METHODS: A total of 959 veterinary medicines samples were collected during routine regulatory activities, i.e. pre-registration, re-registration, consignment checking and post-marketing surveillance, in Ethiopia. The samples were transported to Animal Products, Veterinary Drug and Feed Quality Assessment Centre (APVD-FQAC), which is the quality control laboratory of the Veterinary Drug and Feed Administration and Control Authority (VDFACA) and stored until analysis. The samples were subjected to visual inspection and chemical analysis following the United States, European or British Pharmacopoeias, or manufacturer's methods.

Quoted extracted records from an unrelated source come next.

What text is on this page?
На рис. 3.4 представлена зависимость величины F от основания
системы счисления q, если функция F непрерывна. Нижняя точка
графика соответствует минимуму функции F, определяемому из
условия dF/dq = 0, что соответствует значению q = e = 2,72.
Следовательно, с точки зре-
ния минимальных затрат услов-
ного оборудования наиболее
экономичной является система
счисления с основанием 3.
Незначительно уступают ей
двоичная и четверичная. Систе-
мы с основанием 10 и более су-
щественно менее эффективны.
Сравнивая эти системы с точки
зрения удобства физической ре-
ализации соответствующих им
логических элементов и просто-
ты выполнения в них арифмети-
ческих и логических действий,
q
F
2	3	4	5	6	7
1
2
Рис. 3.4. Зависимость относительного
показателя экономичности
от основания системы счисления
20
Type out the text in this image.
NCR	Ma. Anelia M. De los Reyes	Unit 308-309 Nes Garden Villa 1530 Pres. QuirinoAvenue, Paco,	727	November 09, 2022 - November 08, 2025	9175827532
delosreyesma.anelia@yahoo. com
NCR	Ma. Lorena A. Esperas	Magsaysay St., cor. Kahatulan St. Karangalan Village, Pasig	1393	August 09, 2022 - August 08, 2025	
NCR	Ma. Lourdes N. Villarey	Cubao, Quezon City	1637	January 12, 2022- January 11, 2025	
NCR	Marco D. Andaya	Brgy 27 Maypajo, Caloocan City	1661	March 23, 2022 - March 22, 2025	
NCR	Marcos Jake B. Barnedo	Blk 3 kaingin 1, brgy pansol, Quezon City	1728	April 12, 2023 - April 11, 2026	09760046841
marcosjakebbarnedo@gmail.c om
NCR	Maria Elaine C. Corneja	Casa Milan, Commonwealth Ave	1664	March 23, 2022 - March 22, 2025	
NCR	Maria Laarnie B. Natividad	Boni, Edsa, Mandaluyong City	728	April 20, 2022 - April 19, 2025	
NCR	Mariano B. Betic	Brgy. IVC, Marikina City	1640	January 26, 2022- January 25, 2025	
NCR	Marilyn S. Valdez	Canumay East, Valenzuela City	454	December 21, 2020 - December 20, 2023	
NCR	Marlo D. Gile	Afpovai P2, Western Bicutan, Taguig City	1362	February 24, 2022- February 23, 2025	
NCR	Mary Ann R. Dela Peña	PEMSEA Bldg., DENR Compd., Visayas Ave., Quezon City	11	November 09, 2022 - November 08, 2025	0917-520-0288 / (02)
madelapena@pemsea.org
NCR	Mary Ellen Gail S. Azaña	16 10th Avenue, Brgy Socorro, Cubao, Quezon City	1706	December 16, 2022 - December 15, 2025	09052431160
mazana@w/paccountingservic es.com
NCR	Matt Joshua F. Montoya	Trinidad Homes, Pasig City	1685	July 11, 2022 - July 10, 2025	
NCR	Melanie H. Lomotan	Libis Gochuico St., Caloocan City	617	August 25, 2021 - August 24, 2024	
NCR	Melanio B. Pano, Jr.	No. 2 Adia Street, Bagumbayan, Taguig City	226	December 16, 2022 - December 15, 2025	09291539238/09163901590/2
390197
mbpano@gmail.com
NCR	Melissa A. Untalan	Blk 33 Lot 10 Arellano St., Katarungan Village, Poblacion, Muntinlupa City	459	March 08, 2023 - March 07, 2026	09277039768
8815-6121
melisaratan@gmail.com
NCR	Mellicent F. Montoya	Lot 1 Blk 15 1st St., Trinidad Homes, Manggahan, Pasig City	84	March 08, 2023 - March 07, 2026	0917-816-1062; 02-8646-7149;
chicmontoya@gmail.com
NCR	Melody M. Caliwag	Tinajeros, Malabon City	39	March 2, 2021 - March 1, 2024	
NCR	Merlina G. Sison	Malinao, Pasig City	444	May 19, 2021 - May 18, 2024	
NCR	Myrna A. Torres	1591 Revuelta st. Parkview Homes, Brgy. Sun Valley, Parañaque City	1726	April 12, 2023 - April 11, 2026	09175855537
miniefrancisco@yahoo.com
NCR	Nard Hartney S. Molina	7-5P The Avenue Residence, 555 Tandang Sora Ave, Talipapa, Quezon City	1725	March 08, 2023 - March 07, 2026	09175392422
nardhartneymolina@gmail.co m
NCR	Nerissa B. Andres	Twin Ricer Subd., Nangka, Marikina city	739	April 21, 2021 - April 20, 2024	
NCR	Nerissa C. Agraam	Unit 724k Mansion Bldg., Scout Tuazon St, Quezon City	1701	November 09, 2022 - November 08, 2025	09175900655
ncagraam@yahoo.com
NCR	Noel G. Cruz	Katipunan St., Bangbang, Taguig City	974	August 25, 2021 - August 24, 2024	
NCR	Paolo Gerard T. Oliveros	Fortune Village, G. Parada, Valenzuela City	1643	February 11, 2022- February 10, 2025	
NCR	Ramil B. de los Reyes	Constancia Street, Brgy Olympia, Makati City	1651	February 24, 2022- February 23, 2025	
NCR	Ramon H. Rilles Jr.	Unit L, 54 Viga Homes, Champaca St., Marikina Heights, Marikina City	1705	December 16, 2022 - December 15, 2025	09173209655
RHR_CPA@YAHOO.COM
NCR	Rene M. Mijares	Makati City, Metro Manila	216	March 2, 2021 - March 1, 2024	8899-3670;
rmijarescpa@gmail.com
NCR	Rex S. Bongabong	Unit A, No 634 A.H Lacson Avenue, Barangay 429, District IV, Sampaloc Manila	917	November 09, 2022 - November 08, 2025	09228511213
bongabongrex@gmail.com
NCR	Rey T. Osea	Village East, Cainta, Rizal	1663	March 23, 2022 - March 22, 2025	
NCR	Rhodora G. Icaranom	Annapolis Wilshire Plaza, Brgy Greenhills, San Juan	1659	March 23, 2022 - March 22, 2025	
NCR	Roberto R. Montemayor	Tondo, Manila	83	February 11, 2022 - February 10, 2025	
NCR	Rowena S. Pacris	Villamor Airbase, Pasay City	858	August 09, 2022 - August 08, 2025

RESULTS: The findings revealed that 12 (1.3%) of tested products showed defects in physical characteristics, packaging, or labelling information, while a total of 66 (6.9%) samples of the investigated products failed to comply with the Pharmacopoeias and supplier's specification limit set for assay. Of these, 60 samples did not comply with the minimum assay specification limit.
CONCLUSION: Overall, 8.2% of the investigated veterinary medicine samples did not comply with the specification set for the investigated quality attributes and thus were categorized as of poor quality. This indicates the need for continued strengthening of regulatory functions.